As many of the names on this list prove, it’s difficult to project a player’s entire career when they are young. Flashes of youthful dominance — like the Cardinals saw from Shelby Miller and Michael Wacha — did not lead to sustained success. Miller has produced just 7.4 fWAR in his career and has two consecutive below replacement level seasons. In seven seasons in the majors, Wacha has 10.8 fWAR. It’s a respectable career total, but far short of what fans dreamed on.

Expectations for Flaherty far surpass those WAR totals. How far? Three names on the list above stand out.

Dan Haren — 40.4 fWAR
Adam Wainwright — 40.2 fWAR
Matt Morris — 28.9 fWAR

(Did you realize that Dan Haren has a higher career fWAR than Adam Wainwright? Neither did I. Wainwright might have a chance to pass him this season, if the season occurs.)

There’s our range for Flaherty. Surely he will be more productive than Shelby Miller and Michael Wacha (at this point) in his career. Can he be as productive as Matt Morris and enter Cardinals Hall of Fame territory? He certainly has the arm talent. I loved Morris as a pitcher by Flaherty’s upside surpasses Matty Mo’s.

Beyond Morris, we have two players who just needed better luck with injuries and awards (Wainwright) or more longevity and national attention (Haren) and they might be in Cooperstown.

Of course, all of Wainwright’s production has come with the Cardinals. The club shipped Haren out in the infamous Mark Mulder trade. There is a lot of conversation about whether or not Jack Flaherty will remain a Cardinal.

In my opinion, this is very simple: Flaherty will be a Cardinal if the Cardinals pay him what he feels he is worth.

Yes, it’s very popular to gripe about how cheap DeWitt is (especially in light of the current labor debacle) but the Cardinals have done a very good job of retaining their best talent. Sure, Albert Pujols walked eventually, signing a contract that the Cardinals would have regretted with the Angels, but the Cardinals were able to keep him in-house for eleven seasons.

The rest of the leading producers for the Cardinals in the 2000s were paid to stick around. Consider the following list of players who were either high price roster additions from outside the organization or were developed by the Cardinals and paid past their arbitration years:

Hall of Fame-caliber playersAlbert Pujols, Jim Edmonds, Yadier Molina, Scott Rolen*
Cardinals Hall of Fame-caliber playersAdam Wainwright, Matt Morris, Chris Carpenter, Matt Carpenter, Matt Holliday
Pretty Good players & TBD’s – Jaime Garcia, Carlos Martinez, Kolten Wong, Paul DeJong

(Rolen is an awkward fit in this conversation since the Cardinals did trade for him and extended his contract before then trading him away because of clubhouse conflict.)

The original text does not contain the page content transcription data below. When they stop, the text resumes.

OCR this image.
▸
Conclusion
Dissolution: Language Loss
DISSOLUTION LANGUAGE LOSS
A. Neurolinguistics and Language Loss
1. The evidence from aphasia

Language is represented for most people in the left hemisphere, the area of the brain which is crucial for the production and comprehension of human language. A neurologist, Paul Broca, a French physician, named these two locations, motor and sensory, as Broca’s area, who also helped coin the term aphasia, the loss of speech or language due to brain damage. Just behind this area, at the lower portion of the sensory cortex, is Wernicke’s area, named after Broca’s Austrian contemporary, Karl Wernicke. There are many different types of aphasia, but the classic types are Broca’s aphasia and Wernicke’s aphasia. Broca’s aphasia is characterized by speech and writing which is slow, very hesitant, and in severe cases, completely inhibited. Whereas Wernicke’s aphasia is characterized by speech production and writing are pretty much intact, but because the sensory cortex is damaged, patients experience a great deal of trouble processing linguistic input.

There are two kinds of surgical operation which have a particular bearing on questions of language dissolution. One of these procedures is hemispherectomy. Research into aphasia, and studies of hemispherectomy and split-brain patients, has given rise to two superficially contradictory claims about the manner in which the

What about those who got away? There’s Dan Haren, who was traded by the Cardinals for a high-priced established producer in Mark Mulder. Edgar Renteria is, in my opinion, a Cardinals Hall of Famer, and the Cardinals were not able to retain him when he reached free agency. They did get six seasons from him, though, which I believe carried him past his arbitration years. It should also be noted that Edgar was probably just the 5-6th best player on the Cardinals when he hit free agency after 2004. Lance Lynn fits relatively well in the “pretty good” category. The Cardinals never offered Lynn an arbitration buy-out deal and allowed him to walk in free agency. (I still believe the Cardinals should have tried harder to hang on to him.)

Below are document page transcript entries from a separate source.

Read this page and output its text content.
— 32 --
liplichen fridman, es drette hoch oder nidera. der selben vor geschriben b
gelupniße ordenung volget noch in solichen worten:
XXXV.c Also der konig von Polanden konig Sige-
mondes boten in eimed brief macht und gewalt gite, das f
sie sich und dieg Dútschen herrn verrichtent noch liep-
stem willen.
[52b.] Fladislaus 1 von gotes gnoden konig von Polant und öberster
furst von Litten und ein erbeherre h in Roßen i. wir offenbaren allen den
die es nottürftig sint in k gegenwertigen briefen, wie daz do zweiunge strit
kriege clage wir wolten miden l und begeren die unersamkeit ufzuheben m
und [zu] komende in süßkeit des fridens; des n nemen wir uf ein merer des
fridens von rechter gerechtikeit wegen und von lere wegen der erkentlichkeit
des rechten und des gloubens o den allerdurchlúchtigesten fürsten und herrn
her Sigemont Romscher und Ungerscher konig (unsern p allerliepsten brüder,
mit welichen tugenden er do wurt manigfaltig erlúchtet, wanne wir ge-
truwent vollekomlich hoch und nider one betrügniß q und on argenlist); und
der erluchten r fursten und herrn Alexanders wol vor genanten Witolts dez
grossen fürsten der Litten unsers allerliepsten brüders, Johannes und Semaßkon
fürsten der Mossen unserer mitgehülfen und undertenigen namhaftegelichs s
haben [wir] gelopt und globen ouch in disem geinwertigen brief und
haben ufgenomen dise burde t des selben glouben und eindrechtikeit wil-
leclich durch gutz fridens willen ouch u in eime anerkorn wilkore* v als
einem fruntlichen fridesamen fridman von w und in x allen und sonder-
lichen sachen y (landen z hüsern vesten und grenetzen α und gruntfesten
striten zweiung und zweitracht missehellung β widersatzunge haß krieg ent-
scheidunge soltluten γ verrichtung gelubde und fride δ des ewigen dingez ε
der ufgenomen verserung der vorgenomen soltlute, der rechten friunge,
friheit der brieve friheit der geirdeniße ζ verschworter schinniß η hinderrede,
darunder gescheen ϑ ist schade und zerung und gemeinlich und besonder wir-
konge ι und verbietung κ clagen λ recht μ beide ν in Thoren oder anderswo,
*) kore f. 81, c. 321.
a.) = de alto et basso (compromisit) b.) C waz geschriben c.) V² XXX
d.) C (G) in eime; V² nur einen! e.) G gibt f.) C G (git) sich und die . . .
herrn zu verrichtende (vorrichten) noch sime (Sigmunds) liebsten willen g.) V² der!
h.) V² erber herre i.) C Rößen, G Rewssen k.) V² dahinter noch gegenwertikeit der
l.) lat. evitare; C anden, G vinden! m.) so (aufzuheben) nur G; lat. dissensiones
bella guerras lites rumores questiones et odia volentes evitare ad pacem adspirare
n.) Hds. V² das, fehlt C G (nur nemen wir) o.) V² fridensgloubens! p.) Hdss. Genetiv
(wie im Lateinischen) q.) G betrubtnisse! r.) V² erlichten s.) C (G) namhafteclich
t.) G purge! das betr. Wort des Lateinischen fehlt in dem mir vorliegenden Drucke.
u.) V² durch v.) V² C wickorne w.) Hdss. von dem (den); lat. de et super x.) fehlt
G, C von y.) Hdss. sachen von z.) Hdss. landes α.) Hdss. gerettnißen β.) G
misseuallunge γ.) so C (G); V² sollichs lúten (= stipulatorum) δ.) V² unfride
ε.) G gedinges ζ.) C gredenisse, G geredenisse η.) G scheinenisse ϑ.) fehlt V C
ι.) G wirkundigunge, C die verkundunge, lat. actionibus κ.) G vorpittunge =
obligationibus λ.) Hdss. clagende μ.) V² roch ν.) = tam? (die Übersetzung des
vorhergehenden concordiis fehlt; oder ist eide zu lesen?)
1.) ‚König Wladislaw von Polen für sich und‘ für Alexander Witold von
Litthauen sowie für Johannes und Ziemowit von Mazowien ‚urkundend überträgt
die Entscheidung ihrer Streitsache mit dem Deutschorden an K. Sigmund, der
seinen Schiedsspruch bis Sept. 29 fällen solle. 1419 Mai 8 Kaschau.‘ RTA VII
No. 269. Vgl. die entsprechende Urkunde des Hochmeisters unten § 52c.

With only a few exceptions in a quarter century, the Cardinals have shown a willingness to spend to retain their own talent. They’ve been much more successful at keeping their best players in St. Louis than they have in drawing players to St. Louis from outside in free agency. That will likely remain true for Flaherty. Expect the Cardinals to at least try to delay Flaherty’s free agency by buying out extra years. It will require them to pay what the market demands. Flaherty has already shown that he will be unwilling to accept any discounts.

Let’s hope that the picture I outline above plays out: that Flaherty remains the best of the young starters the Cardinals have developed, exceeding even Haren in career WAR and Wainwright in career longevity. Isn’t that a happy thought? Enjoy your Saturday.